= Samuel Ironside =

English missionary (1814–1897)

Samuel Ironside (9 September 1814-24 April 1897) was an English Methodist missionary in New Zealand, where he became a supporter and signatory of the Treaty of Waitangi. His brother Isaac Ironside remained in Sheffield, becoming a notable Chartist.

==Biography==
Ironside was born in Sheffield, Yorkshire, England on 9 September 1814. After studying at a Wesleyan theological college, he left England to seek missionary work in the South Seas and arrived at Hokianga, New Zealand, in 1839. Within a few months, Ironside became fluent in the Maori language and was a witness to the Treaty of Waitangi which established British sovereignty over New Zealand. In the same year, he established what was called the Cloudy Bay Mission at
Ngakuta Bay, at the head of Port Underwood, on 20 December 1840. During 1842 he established Wesleyan centres at Nelson and Motueka.

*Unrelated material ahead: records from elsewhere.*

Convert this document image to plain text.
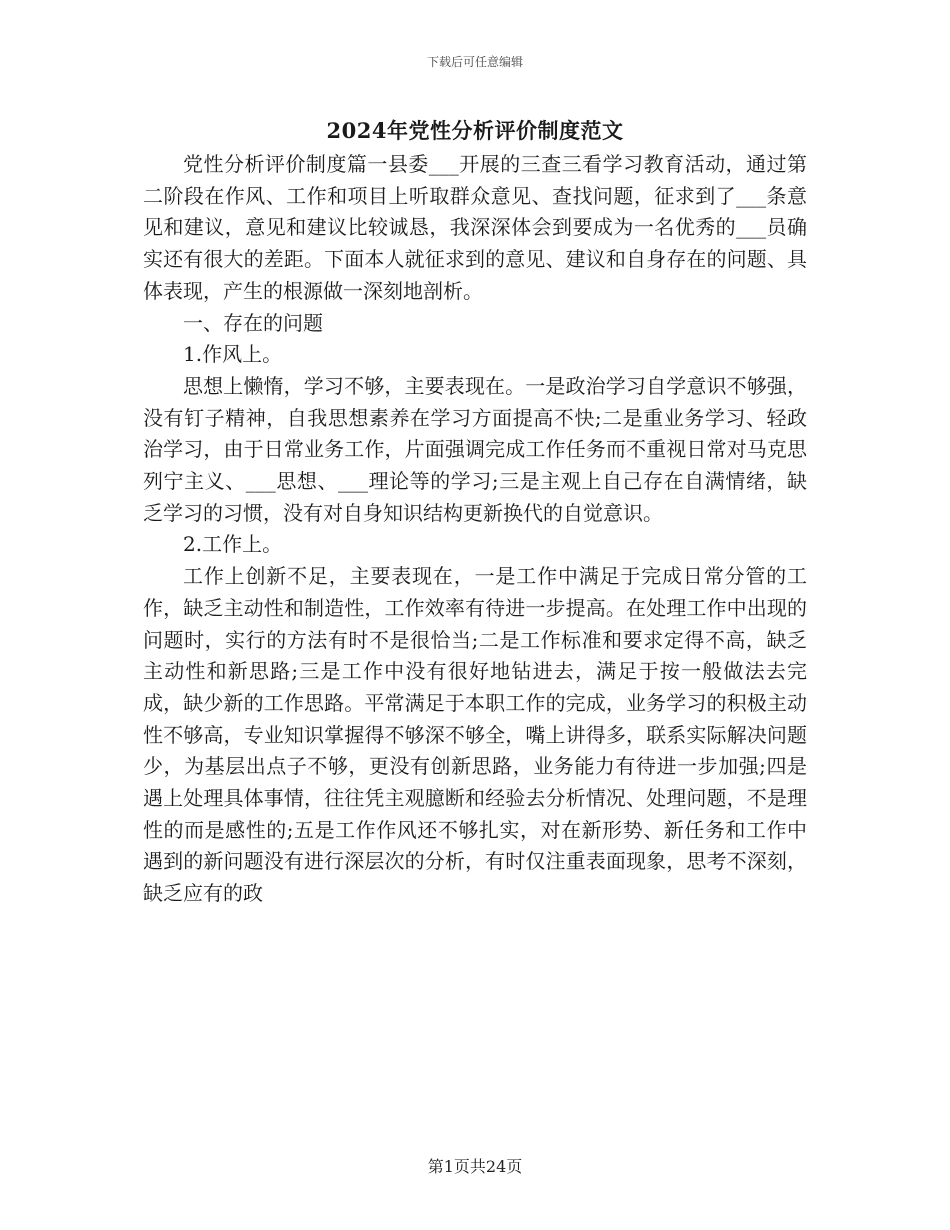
下载后可任意编辑
2024年党性分析评价制度范文

党性分析评价制度篇一县委___开展的三查三看学习教育活动，通过第二阶段在作风、工作和项目上听取群众意见、查找问题，征求到了___条意见和建议，意见和建议比较诚恳，我深深体会到要成为一名优秀的___员确实还有很大的差距。下面本人就征求到的意见、建议和自身存在的问题、具体表现，产生的根源做一深刻地剖析。

一、存在的问题

1.作风上。

思想上懒惰，学习不够，主要表现在。一是政治学习自学意识不够强，没有钉子精神，自我思想素养在学习方面提高不快;二是重业务学习、轻政治学习，由于日常业务工作，片面强调完成工作任务而不重视日常对马克思列宁主义、___思想、___理论等的学习;三是主观上自己存在自满情绪，缺乏学习的习惯，没有对自身知识结构更新换代的自觉意识。

2.工作上。

工作上创新不足，主要表现在，一是工作中满足于完成日常分管的工作，缺乏主动性和制造性，工作效率有待进一步提高。在处理工作中出现的问题时，实行的方法有时不是很恰当;二是工作标准和要求定得不高，缺乏主动性和新思路;三是工作中没有很好地钻进去，满足于按一般做法去完成，缺少新的工作思路。平常满足于本职工作的完成，业务学习的积极主动性不够高，专业知识掌握得不够深不够全，嘴上讲得多，联系实际解决问题少，为基层出点子不够，更没有创新思路，业务能力有待进一步加强;四是遇上处理具体事情，往往凭主观臆断和经验去分析情况、处理问题，不是理性的而是感性的;五是工作作风还不够扎实，对在新形势、新任务和工作中遇到的新问题没有进行深层次的分析，有时仅注重表面现象，思考不深刻，缺乏应有的政

第1页共24页
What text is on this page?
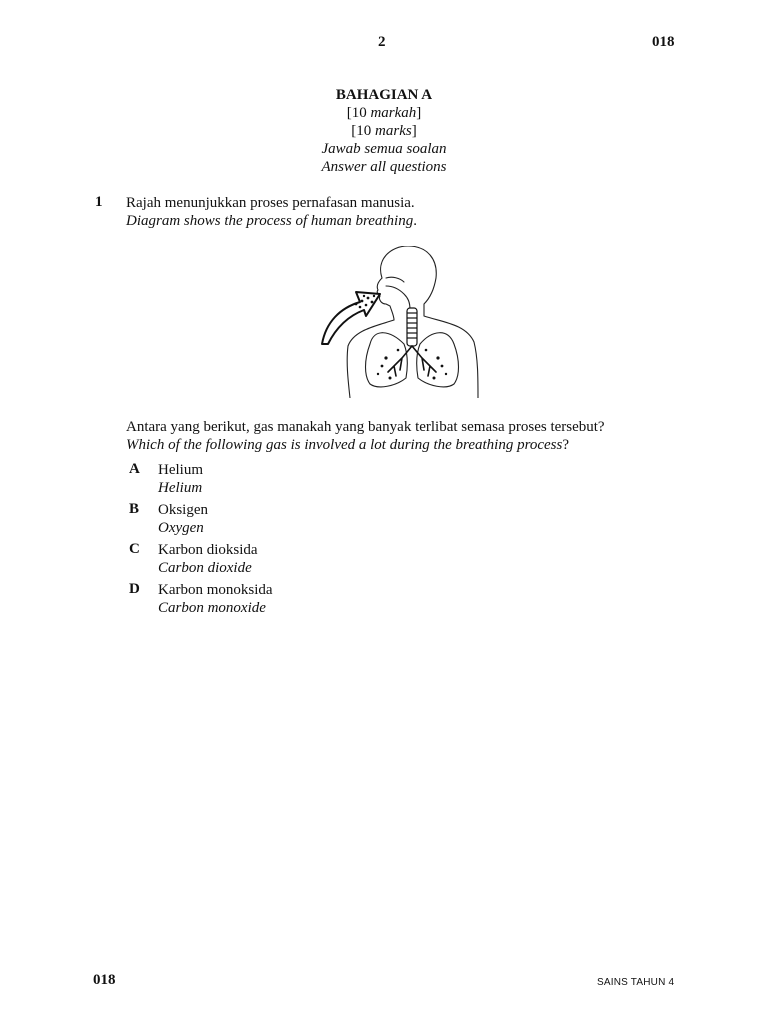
2	018
BAHAGIAN A
[10 markah]
[10 marks]
Jawab semua soalan
Answer all questions
1 Rajah menunjukkan proses pernafasan manusia.
Diagram shows the process of human breathing.
Antara yang berikut, gas manakah yang banyak terlibat semasa proses tersebut?
Which of the following gas is involved a lot during the breathing process?
A Helium
Helium
B Oksigen
Oxygen
C Karbon dioksida
Carbon dioxide
D Karbon monoksida
Carbon monoxide
018	SAINS TAHUN 4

In 1843 his warnings about Maori unrest failed to avert a massacre at Wairua near Nelson. He sailed to the site of conflict to bury the dead.

Ironside then moved to Wellington and became active in public life. He was a member of the committee which arranged the Te Aro land purchase of 1844 and witnessed the Maori's signatures to the document. He advised the government on Maori affairs, at the same time retaining the respect and admiration of the Maori population.

He worked at Nelson from 1849 to 1854 and then at New Plymouth. After moving to Australia in 1857 he worked as a missionary in Sydney, Adelaide and later Melbourne, where he was also secretary to the Victorian foreign mission. He retired to Hobart in 1878 and remained there until his death.